The recent revelation that a database at the University of Maine had been hacked and that student and staff information, including Social Security numbers and dates of birth, had been accessed, should spur state officials to build a firewall between residents and public institutions. Specifically, the university system and public K-12 schools should be required to use identification that does not rely on Social Security numbers and dates of birth.
For decades, many colleges and universities used Social Security numbers as student ID numbers. The numbers were often required to be included on student tests and papers. As identity theft became a well-used method of defrauding people, institutions began shielding that information. But with the rise of the Internet, a new way to access personal information emerged.
A better way is to limit the use of Social Security numbers and dates of birth. That information should be required when students enroll, and in exchange for providing it, the college or university should issue an identity card that is used for all services. Such a system is similar to the passport system, which requires applicants to provide unique identifying documents, but does not reproduce them.

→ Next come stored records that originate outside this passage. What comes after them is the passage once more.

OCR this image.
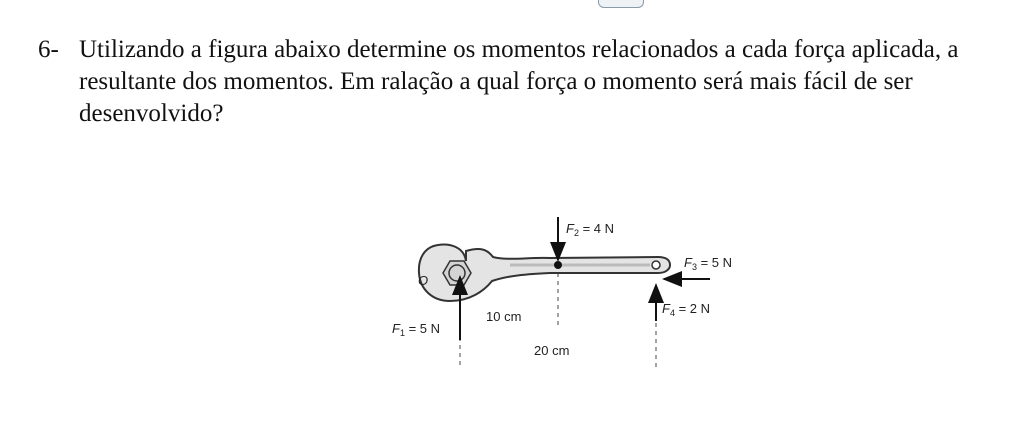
6- Utilizando a figura abaixo determine os momentos relacionados a cada força aplicada, a resultante dos momentos. Em ralação a qual força o momento será mais fácil de ser desenvolvido?
O
$F_1 = 5$ N
$F_2 = 4$ N
$F_3 = 5$ N
$F_4 = 2$ N
10 cm
20 cm
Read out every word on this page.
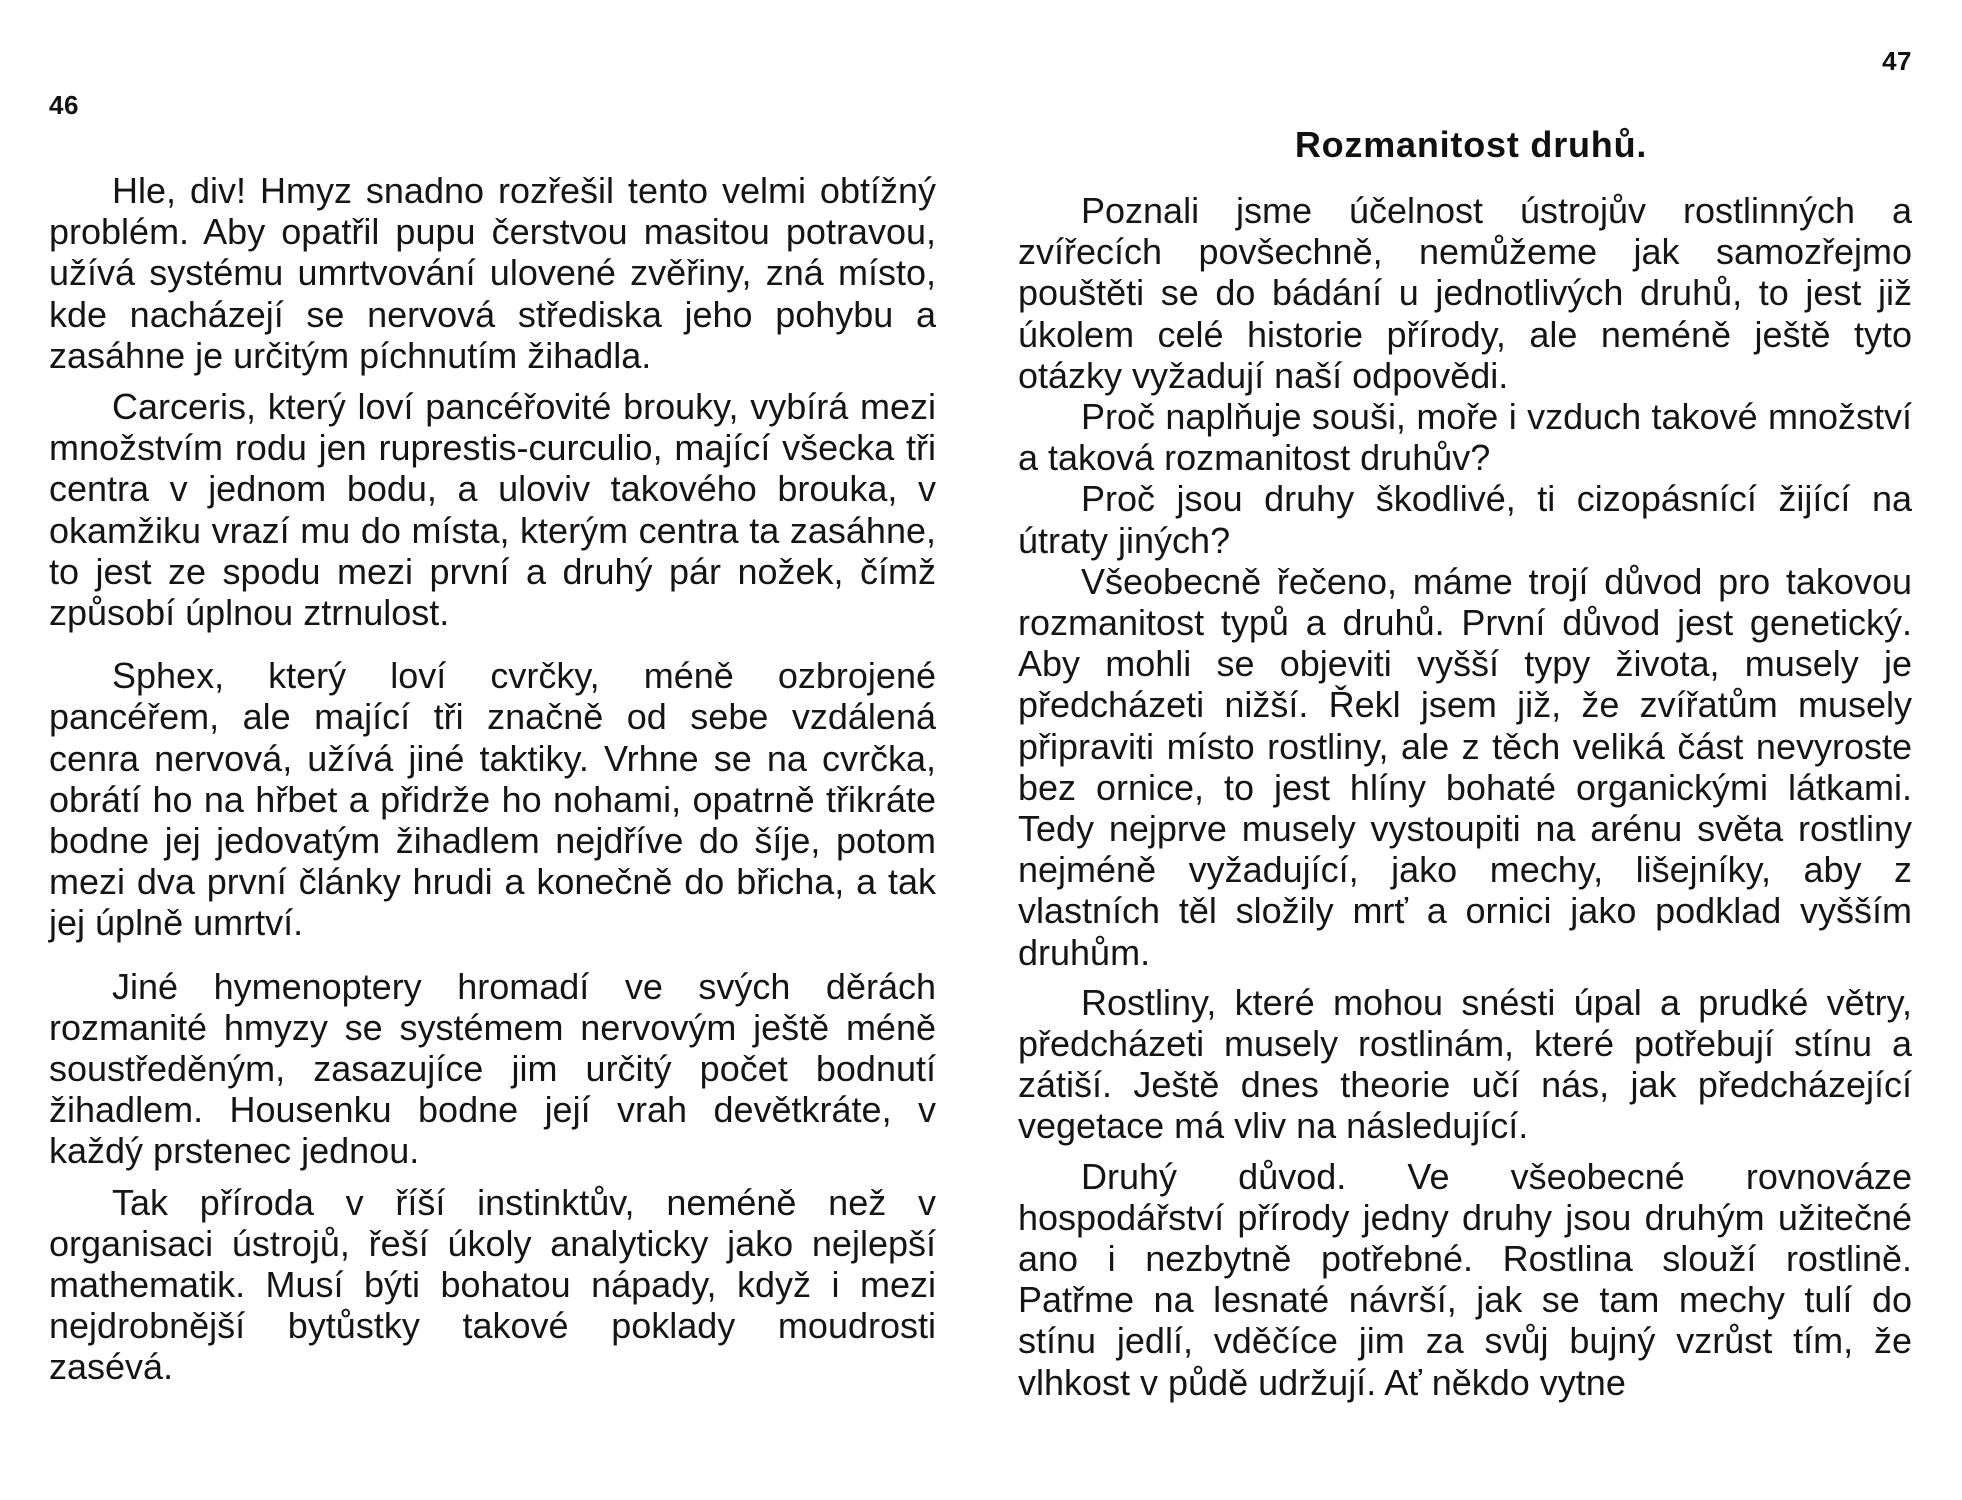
46

Hle, div! Hmyz snadno rozřešil tento velmi obtížný problém. Aby opatřil pupu čerstvou masitou potravou, užívá systému umrtvování ulovené zvěřiny, zná místo, kde nacházejí se nervová střediska jeho pohybu a zasáhne je určitým píchnutím žihadla.

Carceris, který loví pancéřovité brouky, vybírá mezi množstvím rodu jen ruprestis-curculio, mající všecka tři centra v jednom bodu, a uloviv takového brouka, v okamžiku vrazí mu do místa, kterým centra ta zasáhne, to jest ze spodu mezi první a druhý pár nožek, čímž způsobí úplnou ztrnulost.

Sphex, který loví cvrčky, méně ozbrojené pancéřem, ale mající tři značně od sebe vzdálená cenra nervová, užívá jiné taktiky. Vrhne se na cvrčka, obrátí ho na hřbet a přidrže ho nohami, opatrně třikráte bodne jej jedovatým žihadlem nejdříve do šíje, potom mezi dva první články hrudi a konečně do břicha, a tak jej úplně umrtví.

Jiné hymenoptery hromadí ve svých děrách rozmanité hmyzy se systémem nervovým ještě méně soustředěným, zasazujíce jim určitý počet bodnutí žihadlem. Housenku bodne její vrah devětkráte, v každý prstenec jednou.

Tak příroda v říší instinktův, neméně než v organisaci ústrojů, řeší úkoly analyticky jako nejlepší mathematik. Musí býti bohatou nápady, když i mezi nejdrobnější bytůstky takové poklady moudrosti zasévá.

47
Rozmanitost druhů.

Poznali jsme účelnost ústrojův rostlinných a zvířecích povšechně, nemůžeme jak samozřejmo pouštěti se do bádání u jednotlivých druhů, to jest již úkolem celé historie přírody, ale neméně ještě tyto otázky vyžadují naší odpovědi.

Proč naplňuje souši, moře i vzduch takové množství a taková rozmanitost druhův?

Proč jsou druhy škodlivé, ti cizopásnící žijící na útraty jiných?

Všeobecně řečeno, máme trojí důvod pro takovou rozmanitost typů a druhů. První důvod jest genetický. Aby mohli se objeviti vyšší typy života, musely je předcházeti nižší. Řekl jsem již, že zvířatům musely připraviti místo rostliny, ale z těch veliká část nevyroste bez ornice, to jest hlíny bohaté organickými látkami. Tedy nejprve musely vystoupiti na arénu světa rostliny nejméně vyžadující, jako mechy, lišejníky, aby z vlastních těl složily mrť a ornici jako podklad vyšším druhům.

Rostliny, které mohou snésti úpal a prudké větry, předcházeti musely rostlinám, které potřebují stínu a zátiší. Ještě dnes theorie učí nás, jak předcházející vegetace má vliv na následující.

Druhý důvod. Ve všeobecné rovnováze hospodářství přírody jedny druhy jsou druhým užitečné ano i nezbytně potřebné. Rostlina slouží rostlině. Patřme na lesnaté návrší, jak se tam mechy tulí do stínu jedlí, vděčíce jim za svůj bujný vzrůst tím, že vlhkost v půdě udržují. Ať někdo vytne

One Maine school district already is pushing back against a law that has not yet gone into effect which would increase the use of Social Security numbers. LD 1356, enacted in 2009 by the Legislature, requires the state Department of Education to “implement an automated system that matches the Social Security numbers of former participants in state educational and training programs with information in the files of state and federal agencies that maintain educational, employment and United States armed services records.” The law, which goes into effect in the fall, was conceived as a way to track students as they enter the work force to better evaluate educational programs.
But the SAD 44 school board, which oversees education in the Bethel-Andover area, last month unanimously approved a resolution asking the Legislature to rescind the law. School board members said the law was an invasion of privacy and urged district staff to explain to parents they can opt out of reporting.

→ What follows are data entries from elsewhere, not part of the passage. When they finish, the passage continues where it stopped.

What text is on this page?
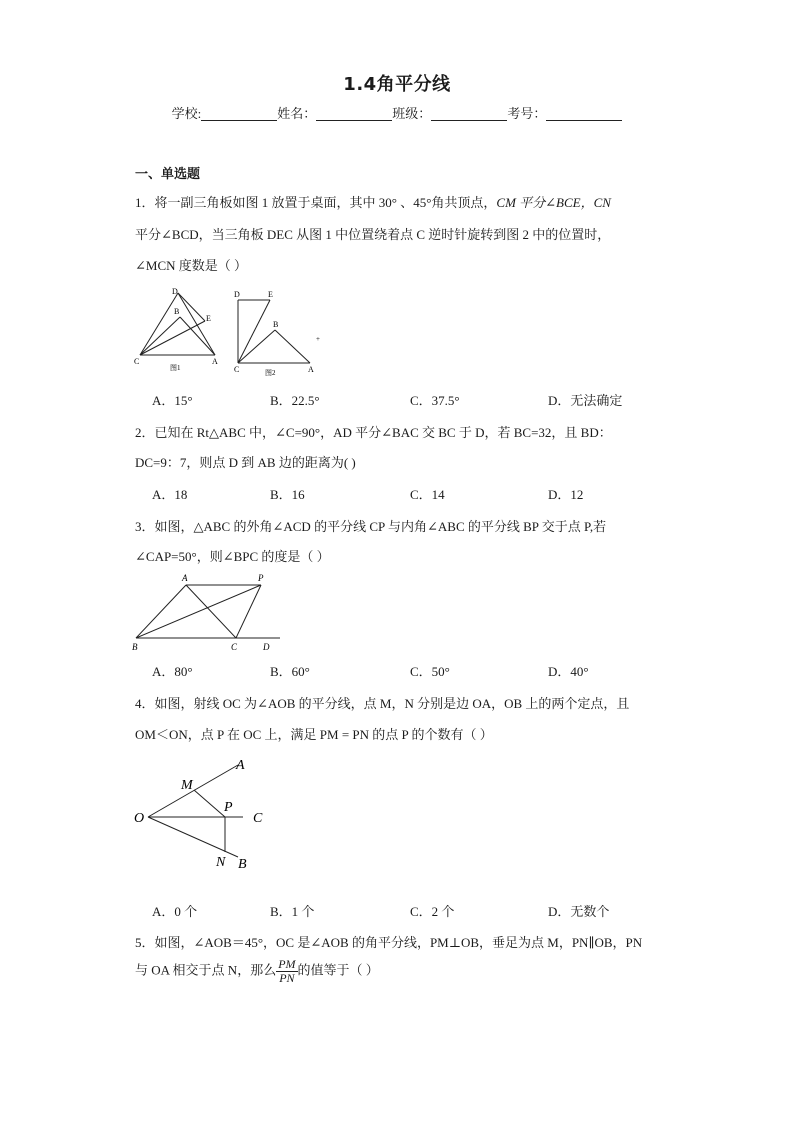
1.4角平分线
学校:	姓名：	班级：	考号：
一、单选题
1．将一副三角板如图 1 放置于桌面，其中 30° 、45°角共顶点，CM 平分∠BCE，CN
平分∠BCD，当三角板 DEC 从图 1 中位置绕着点 C 逆时针旋转到图 2 中的位置时，
∠MCN 度数是（ ）
D
B
E
C	A
图1
D	E
B
C	A
图2
+
A．15°	B．22.5°	C．37.5°	D．无法确定
2．已知在 Rt△ABC 中，∠C=90°，AD 平分∠BAC 交 BC 于 D，若 BC=32，且 BD：
DC=9：7，则点 D 到 AB 边的距离为( )
A．18	B．16	C．14	D．12
3．如图，△ABC 的外角∠ACD 的平分线 CP 与内角∠ABC 的平分线 BP 交于点 P,若
∠CAP=50°，则∠BPC 的度是（ ）
A	P
B	C	D
A．80°	B．60°	C．50°	D．40°
4．如图，射线 OC 为∠AOB 的平分线，点 M，N 分别是边 OA，OB 上的两个定点，且
OM＜ON，点 P 在 OC 上，满足 PM = PN 的点 P 的个数有（ ）
A
M
P
C
O
N B
A．0 个	B．1 个	C．2 个	D．无数个
5．如图，∠AOB＝45°，OC 是∠AOB 的角平分线，PM⊥OB，垂足为点 M，PN∥OB，PN
与 OA 相交于点 N，那么 $\frac{PM}{PN}$ 的值等于（ ）
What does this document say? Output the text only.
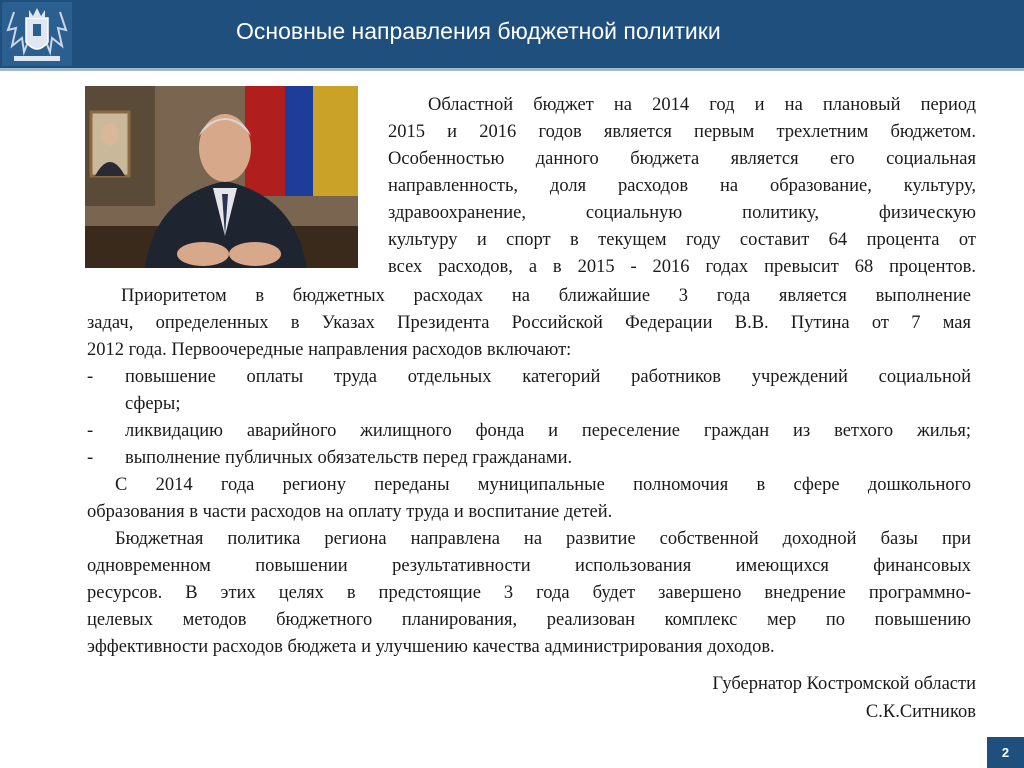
Основные направления бюджетной политики
Областной бюджет на 2014 год и на плановый период
2015 и 2016 годов является первым трехлетним бюджетом.
Особенностью данного бюджета является его социальная
направленность, доля расходов на образование, культуру,
здравоохранение, социальную политику, физическую
культуру и спорт в текущем году составит 64 процента от
всех расходов, а в 2015 - 2016 годах превысит 68 процентов.
Приоритетом в бюджетных расходах на ближайшие 3 года является выполнение
задач, определенных в Указах Президента Российской Федерации В.В. Путина от 7 мая
2012 года. Первоочередные направления расходов включают:
- повышение оплаты труда отдельных категорий работников учреждений социальной
сферы;
- ликвидацию аварийного жилищного фонда и переселение граждан из ветхого жилья;
- выполнение публичных обязательств перед гражданами.
С 2014 года региону переданы муниципальные полномочия в сфере дошкольного
образования в части расходов на оплату труда и воспитание детей.
Бюджетная политика региона направлена на развитие собственной доходной базы при
одновременном повышении результативности использования имеющихся финансовых
ресурсов. В этих целях в предстоящие 3 года будет завершено внедрение программно-
целевых методов бюджетного планирования, реализован комплекс мер по повышению
эффективности расходов бюджета и улучшению качества администрирования доходов.
Губернатор Костромской области
С.К.Ситников
2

The SAD 44 resolution will be submitted to the Maine School Board Association in the fall, seeking its endorsement.
The University of Maine database was not the first to be compromised, and it certainly won’t be the last. In 2006, some 26 million Social Security numbers were stolen from Veterans Affairs. In the electronic age, that nine-digit number, along with a name and a date of birth, are often enough to access bank accounts and open a credit card account. Rather than misplaced paranoia about government tracking citizens, the legitimate fear about such personal data is that once compromised, it becomes difficult to live in a world that relies so heavily on this information. It should be required only when absolutely necessary and then guarded carefully.